Durante a Idade média, por exemplo, foi desenvolvido no Oriente Europeu, mais precisamente no norte da Itália, o método veneziano de escrituração, mundialmente conhecido como método das partidas dobradas, o qual surgiu como uma forma de atender à grande expansão das relações de comércio naquela região, ocasionada pelo evento que os historiadores chamam de Revolução Comercial (Séc. X – XIV). O primeiro livro a tratar da referida técnica de escrituração foi publicado na cidade de Veneza, em 10 de novembro de 1494, escrito pelo Frei Franciscano Luca Pacioli e intitulado Summa de Arithmetica, Geometrica, Proportioni et Proportionalita (Súmula de Aritmética, Geometria, Proporção e Proporcionalidade). A obra, que em sua edição original apresentava mais de seiscentas páginas, não foi a primeira a tratar sobre assuntos contábeis, mas teve o seu mérito por introduzir as partidas dobradas na comunidade literária da Contabilidade, dando origem a diversos outros livros que também trataram do assunto.
Surgiu então a primeira escola do pensamento contábil: o Contismo. Era, finalmente, a Contabilidade engatinhando rumo à condição científica.

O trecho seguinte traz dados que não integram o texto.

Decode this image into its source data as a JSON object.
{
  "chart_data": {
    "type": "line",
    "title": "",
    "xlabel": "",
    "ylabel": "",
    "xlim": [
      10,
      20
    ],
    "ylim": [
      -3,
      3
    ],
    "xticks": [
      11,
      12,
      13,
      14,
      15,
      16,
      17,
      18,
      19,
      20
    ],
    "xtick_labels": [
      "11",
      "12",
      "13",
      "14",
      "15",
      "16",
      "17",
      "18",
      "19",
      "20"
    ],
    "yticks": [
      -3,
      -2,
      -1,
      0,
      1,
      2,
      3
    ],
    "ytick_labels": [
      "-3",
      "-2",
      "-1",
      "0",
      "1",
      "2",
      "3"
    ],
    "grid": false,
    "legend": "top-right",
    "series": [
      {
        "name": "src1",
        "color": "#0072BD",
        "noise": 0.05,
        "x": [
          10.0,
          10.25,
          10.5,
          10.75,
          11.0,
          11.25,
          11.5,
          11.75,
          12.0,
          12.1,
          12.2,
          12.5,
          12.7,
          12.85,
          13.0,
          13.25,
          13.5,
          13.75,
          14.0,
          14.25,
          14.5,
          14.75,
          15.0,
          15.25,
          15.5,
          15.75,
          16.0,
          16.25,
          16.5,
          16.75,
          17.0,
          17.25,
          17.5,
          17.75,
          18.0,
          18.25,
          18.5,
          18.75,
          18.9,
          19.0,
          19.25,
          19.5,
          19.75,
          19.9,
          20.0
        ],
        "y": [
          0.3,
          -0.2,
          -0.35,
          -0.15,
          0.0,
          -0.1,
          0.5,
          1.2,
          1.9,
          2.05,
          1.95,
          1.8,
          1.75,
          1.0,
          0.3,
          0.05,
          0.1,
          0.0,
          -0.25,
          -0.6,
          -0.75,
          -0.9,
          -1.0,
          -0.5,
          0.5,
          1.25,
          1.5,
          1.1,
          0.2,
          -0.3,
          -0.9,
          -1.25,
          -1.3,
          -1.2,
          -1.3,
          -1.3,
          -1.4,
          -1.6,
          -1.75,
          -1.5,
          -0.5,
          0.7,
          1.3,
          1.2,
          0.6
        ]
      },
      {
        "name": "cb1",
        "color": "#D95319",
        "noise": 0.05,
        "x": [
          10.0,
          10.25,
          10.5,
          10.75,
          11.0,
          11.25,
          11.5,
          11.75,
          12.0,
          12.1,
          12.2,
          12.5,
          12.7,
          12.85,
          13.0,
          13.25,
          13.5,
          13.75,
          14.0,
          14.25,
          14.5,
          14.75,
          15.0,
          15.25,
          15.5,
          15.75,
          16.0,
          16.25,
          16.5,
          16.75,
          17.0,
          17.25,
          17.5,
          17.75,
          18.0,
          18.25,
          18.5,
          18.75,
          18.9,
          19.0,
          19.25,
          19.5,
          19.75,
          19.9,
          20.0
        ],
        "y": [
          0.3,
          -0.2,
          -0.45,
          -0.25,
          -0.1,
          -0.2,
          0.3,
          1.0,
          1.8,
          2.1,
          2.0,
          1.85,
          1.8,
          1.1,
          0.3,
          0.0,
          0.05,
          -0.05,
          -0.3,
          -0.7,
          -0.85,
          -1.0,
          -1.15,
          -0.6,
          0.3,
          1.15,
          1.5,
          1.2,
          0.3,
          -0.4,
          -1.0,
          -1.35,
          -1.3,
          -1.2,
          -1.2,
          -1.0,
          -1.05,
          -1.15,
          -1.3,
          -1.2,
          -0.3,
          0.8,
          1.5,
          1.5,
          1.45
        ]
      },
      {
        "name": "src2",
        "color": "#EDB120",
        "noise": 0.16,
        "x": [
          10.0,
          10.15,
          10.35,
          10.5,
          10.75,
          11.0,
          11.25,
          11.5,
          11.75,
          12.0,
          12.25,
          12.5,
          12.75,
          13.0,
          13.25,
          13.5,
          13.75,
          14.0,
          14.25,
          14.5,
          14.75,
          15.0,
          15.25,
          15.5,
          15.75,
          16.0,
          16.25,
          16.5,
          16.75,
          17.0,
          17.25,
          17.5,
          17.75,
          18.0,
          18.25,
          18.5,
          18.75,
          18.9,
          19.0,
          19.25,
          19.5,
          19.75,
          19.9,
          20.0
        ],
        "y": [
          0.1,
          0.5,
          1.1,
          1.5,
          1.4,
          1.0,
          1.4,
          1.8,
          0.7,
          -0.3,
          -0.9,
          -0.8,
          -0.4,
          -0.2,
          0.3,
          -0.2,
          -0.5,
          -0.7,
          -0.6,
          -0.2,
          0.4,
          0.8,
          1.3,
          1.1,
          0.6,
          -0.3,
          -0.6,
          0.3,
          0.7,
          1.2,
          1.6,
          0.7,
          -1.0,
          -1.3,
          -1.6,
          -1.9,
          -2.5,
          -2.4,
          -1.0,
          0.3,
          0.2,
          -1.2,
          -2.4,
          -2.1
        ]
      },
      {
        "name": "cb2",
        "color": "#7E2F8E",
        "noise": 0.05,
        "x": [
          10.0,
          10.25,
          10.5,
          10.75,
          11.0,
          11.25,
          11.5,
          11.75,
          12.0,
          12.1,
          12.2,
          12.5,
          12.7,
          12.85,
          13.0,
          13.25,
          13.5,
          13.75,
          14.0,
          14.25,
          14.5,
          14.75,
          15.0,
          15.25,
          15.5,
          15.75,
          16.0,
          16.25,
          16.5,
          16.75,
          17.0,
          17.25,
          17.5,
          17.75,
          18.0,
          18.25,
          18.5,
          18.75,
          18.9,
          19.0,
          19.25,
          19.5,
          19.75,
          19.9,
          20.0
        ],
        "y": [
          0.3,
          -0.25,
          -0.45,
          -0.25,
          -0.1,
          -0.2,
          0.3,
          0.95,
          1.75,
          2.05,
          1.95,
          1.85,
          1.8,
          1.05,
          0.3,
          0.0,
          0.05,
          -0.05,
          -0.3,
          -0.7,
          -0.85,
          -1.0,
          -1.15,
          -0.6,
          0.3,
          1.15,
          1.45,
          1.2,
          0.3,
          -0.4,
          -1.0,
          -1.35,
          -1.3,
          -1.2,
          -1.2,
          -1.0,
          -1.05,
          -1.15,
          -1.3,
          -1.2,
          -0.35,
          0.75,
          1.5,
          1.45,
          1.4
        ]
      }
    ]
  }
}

Com o passar dos anos, o Contismo decaiu, dando lugar a correntes mais modernas. A Contabilidade, entretanto, evoluiu cada vez mais. A culminância dos esforços de incontáveis estudiosos levou enfim a disciplina ao status de Ciência Social, buscando sempre a resposta às questões envolvendo o seu objeto de estudo, o fenômeno patrimonial.
A História evoluiu, vieram as grandes navegações, a revolução industrial, a globalização, o desenvolvimento da informática, o estabelecimento da era do conhecimento e incontáveis outros acontecimentos que alteraram a sociedade e a economia, cabendo aos profissionais da Contabilidade o mesmo desafio enfrentado pelos homens primitivos há milênios: Questionar os modelos existentes e, com base no conhecimento teórico, desenvolver novas técnicas que, ao serem colocadas em prática, satisfaçam as necessidades por informação.
Como se percebe, a teoria e a prática contábil não são antagônicas, mas sim complementares. Assim, podemos dizer que do mesmo modo que a teoria só possui valor se tiver aplicação prática, a prática só agregará valor se apoiada pela teoria, e não única e exclusivamente por normas e regras.